In May this year she changed her middle name and surname – by deed poll – to Sarah Rose Bloom. This is fitting, as Ms Bloom, a former Monash University student leader and part of this week’s Global Leaders' Summit, operates one of the world’s most successful rose petal farms. The roses bloom, she sells the petals all over the world, and thus she is now known as Sarah Rose Bloom.
“Some people have asked me if it's a marketing stunt, and it absolutely is not,” she says. “It's more just a personal thing that came about after my divorce. I said to myself that 2018 was going to be the year I would bloom – it sounds cheesy, I know, but I promised myself that this was my year, when I become my own person. Amazing things have happened since. Anything is possible now. Oh, my gosh, it’s been quite crazy, actually. For me it’s been a really positive thing.”
Sarah founded her business, Simply Rose Petals, in 2004. She co-owns it with her mother, Jan, and it's run from the same farm in Swan Hill, in northwestern Victoria, on which it was founded. She grew up on the property, but at the time it was used for beef cattle and horses. Her mother started growing roses there to sell them as fresh-cut flowers in the early '90s.
"Mum thought I was crazy, but the timing was perfect – it seemed like just what the wedding industry was going to need."
Sarah graduated from Monash with a science degree. While a student she lived on campus and helped the ski club as social secretary, and the women’s tennis team as captain.
When she finished her degree she travelled overseas, then returned home to Swan Hill. Skilled work was hard to find. Sarah had four part-time jobs on the go, but there were 1000 rose plants growing in a paddock; they were not, by then, being used commercially.
“I said to Mum, ‘Why don’t we do something with the roses?’” she says.

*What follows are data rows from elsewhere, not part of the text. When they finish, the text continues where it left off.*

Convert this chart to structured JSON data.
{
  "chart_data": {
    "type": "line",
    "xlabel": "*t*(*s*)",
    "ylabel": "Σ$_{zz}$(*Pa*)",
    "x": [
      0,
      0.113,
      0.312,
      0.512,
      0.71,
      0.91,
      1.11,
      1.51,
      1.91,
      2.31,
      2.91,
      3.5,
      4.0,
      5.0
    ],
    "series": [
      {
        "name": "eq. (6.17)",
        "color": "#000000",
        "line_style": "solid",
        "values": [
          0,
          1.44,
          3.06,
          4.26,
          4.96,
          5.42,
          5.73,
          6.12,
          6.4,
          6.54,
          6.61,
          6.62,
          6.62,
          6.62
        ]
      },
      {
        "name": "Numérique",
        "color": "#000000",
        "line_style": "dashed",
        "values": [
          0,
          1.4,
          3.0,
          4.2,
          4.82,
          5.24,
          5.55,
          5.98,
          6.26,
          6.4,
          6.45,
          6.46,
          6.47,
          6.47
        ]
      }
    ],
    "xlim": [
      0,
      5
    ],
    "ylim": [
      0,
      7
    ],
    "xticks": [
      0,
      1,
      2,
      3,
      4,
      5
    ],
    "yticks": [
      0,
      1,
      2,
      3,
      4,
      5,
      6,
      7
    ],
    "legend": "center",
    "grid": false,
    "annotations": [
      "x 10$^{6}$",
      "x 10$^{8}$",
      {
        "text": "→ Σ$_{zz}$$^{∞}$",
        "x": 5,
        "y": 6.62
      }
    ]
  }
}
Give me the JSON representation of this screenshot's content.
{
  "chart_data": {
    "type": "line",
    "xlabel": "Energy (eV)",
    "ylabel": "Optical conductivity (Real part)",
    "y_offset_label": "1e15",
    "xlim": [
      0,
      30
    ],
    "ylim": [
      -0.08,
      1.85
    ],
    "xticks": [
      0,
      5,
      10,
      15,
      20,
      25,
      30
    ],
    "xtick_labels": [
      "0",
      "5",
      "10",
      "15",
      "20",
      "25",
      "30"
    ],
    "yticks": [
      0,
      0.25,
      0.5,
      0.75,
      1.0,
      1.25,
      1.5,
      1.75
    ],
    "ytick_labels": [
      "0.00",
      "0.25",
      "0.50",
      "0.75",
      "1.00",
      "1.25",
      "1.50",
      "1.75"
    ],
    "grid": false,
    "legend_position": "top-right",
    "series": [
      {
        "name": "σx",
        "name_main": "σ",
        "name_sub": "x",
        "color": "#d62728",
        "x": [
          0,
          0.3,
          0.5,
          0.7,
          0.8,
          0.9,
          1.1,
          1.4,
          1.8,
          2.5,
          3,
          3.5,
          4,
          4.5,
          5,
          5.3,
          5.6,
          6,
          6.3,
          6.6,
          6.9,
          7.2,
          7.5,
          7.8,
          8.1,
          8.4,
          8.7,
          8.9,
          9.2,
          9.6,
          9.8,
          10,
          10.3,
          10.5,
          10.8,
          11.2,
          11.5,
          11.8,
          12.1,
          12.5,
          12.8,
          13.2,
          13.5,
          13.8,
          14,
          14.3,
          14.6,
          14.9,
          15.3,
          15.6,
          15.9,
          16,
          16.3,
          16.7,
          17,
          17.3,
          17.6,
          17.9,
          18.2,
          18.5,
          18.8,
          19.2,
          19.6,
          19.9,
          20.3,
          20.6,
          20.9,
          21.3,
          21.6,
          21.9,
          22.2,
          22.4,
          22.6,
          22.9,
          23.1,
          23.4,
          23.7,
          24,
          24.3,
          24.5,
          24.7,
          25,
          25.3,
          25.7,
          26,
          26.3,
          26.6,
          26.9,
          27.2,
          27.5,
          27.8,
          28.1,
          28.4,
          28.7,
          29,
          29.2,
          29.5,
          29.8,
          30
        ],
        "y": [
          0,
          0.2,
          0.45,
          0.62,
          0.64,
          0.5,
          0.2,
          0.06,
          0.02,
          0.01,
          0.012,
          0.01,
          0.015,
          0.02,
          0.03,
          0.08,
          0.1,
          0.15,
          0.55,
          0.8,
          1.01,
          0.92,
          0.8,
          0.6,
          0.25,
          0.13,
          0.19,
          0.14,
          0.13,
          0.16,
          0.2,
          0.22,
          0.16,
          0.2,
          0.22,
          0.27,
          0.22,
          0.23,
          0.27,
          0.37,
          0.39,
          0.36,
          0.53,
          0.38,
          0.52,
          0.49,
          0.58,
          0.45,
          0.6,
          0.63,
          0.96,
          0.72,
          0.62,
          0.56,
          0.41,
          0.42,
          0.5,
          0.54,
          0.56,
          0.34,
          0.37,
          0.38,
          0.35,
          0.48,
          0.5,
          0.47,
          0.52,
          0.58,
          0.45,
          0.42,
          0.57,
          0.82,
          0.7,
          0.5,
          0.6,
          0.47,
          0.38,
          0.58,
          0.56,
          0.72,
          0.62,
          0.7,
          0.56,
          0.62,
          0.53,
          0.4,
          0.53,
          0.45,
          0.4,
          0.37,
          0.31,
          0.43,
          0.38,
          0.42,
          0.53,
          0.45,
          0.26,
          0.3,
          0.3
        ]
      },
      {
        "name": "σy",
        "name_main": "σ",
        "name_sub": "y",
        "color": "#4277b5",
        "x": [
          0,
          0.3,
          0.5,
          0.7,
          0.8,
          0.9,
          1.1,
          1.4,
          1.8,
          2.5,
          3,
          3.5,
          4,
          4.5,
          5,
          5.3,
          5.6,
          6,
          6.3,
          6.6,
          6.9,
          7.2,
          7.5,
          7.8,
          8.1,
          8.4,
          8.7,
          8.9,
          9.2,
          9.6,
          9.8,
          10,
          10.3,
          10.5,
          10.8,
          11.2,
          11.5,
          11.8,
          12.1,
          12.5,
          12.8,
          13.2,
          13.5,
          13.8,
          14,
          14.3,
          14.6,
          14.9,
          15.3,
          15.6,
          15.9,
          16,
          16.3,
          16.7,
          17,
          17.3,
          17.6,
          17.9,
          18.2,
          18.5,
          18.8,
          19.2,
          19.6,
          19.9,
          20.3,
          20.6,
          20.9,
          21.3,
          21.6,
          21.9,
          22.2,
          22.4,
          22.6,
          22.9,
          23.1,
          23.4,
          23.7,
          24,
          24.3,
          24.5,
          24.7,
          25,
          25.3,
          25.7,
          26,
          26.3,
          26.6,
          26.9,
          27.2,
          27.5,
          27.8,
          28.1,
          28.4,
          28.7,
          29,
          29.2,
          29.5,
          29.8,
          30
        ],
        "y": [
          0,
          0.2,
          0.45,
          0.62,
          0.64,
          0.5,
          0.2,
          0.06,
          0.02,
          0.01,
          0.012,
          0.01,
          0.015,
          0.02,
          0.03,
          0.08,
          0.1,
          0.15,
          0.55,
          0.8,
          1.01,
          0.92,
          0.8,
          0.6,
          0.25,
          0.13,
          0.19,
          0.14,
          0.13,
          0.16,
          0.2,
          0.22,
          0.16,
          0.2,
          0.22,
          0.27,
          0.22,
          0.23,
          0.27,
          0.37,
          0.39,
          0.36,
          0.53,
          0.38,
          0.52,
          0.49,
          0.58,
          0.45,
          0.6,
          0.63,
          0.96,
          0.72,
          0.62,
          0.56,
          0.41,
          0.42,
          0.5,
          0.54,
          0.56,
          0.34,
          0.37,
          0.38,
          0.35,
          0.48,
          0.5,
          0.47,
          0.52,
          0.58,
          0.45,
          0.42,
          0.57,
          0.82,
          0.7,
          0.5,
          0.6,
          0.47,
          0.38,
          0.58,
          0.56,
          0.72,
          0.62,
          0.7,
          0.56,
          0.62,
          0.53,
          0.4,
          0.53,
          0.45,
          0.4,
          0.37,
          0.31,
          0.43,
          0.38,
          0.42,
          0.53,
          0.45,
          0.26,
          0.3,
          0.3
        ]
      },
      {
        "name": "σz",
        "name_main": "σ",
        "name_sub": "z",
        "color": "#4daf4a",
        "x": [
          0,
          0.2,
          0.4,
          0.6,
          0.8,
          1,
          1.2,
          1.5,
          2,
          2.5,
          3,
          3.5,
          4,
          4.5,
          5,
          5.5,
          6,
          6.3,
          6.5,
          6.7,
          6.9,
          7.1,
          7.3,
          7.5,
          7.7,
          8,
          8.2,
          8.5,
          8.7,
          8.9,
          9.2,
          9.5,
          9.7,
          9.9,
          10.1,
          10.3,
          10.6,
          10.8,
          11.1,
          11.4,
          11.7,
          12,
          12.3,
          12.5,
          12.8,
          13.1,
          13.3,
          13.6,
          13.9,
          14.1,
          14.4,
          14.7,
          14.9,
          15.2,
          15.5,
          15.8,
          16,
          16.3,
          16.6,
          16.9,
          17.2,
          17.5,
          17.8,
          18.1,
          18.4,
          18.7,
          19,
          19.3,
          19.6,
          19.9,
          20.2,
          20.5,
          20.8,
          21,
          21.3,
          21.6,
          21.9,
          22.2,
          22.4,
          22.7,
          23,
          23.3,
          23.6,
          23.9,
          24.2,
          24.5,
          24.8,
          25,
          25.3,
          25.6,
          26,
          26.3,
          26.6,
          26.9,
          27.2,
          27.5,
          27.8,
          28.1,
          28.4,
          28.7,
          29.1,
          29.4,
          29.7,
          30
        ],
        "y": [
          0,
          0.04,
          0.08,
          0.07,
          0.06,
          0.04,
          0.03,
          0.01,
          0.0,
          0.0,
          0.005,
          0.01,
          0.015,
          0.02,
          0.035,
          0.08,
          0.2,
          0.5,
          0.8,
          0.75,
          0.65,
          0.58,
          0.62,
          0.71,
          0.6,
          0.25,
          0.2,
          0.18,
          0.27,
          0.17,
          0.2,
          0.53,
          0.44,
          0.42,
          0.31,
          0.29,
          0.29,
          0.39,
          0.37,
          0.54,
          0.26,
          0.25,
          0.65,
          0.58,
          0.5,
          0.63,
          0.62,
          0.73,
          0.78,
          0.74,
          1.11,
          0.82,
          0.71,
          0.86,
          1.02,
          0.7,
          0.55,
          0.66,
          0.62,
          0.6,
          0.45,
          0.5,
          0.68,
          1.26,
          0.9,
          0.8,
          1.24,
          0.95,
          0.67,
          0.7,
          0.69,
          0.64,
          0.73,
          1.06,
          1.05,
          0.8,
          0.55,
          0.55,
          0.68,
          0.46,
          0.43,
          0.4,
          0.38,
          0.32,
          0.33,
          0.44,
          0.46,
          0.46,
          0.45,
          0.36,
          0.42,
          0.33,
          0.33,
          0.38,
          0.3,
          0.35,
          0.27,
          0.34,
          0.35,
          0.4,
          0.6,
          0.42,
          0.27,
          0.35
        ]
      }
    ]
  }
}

So that’s what they did – but immediately found it challenging due to issues, in one of the remotest pockets of the state, with freight and water quality. Sarah researched other commercial uses for roses, and settled on the petals.
“It was just at the time that a lot of Australian wedding venues were banning paper confetti,” she says. “Mum thought I was crazy, but the timing was perfect – it seemed like just what the wedding industry was going to need.”
The pair came down to Melbourne on an unrelated trip and walked past a billboard advertising a huge bridal expo. Sarah called the organisers with her idea, and they signed a contract that day to exhibit the nascent rose petal business at the expo. Almost immediately the orders started coming in, and they haven’t stopped.
The company now has 6000 plants in Swan Hill serving the domestic wedding and event industry (including on TV shows The Bachelor and Dancing With the Stars) and exporting around the world.
Sarah Rose Bloom was this year named in Australia’s top 50 small-business leaders. She's won both Churchill and Nuffield fellowships, and represented Australia at farming and innovation events globally. She's a regular speaker on innovation, entrepreneurship and e-commerce from her perspective as a young, rural businesswoman.
The company now makes an array of products from the rose petals – including freeze-dried, fresh and confetti. It also does hydrangea petals, and supplies hand-held cannons that shoot petals out at events such as weddings.
Recently, they've started producing freeze-dried edible flowers that are in high demand from cocktail bars, cake-makers and restaurants. Through a partnership with Foodbank, Australia’s largest hunger relief organisation, a meal is donated to a person in need for every packet of edible flowers sold.
It's the perfect illustration of the maxim ‘from little things big things grow’.
Thinking big
“One of my core beliefs,” Sarah says, “is that small business has to think globally these days.
“There are the opportunities to think globally in the digital era, but you have to compete globally as well. That is definitely a challenge for us. We are constantly innovating. We always have something in the pipeline that our competitors are not doing, and that keeps our customers coming back to see what’s next.”
Her business philosophies are the same as her personal philosophies. Challenge yourself. Self-reflect. Try to grow and constantly learn.
“Those things are equally important, if not more important, than anything you can learn about business,” Sarah says.
“The challenges I've faced have helped me grow, in a hard way, but they've given me the opportunity for self-reflection. If everything ticks along well all the time, you don’t reflect.
“The hurdles that I've faced really delivered our growth. Personal growth is business growth.”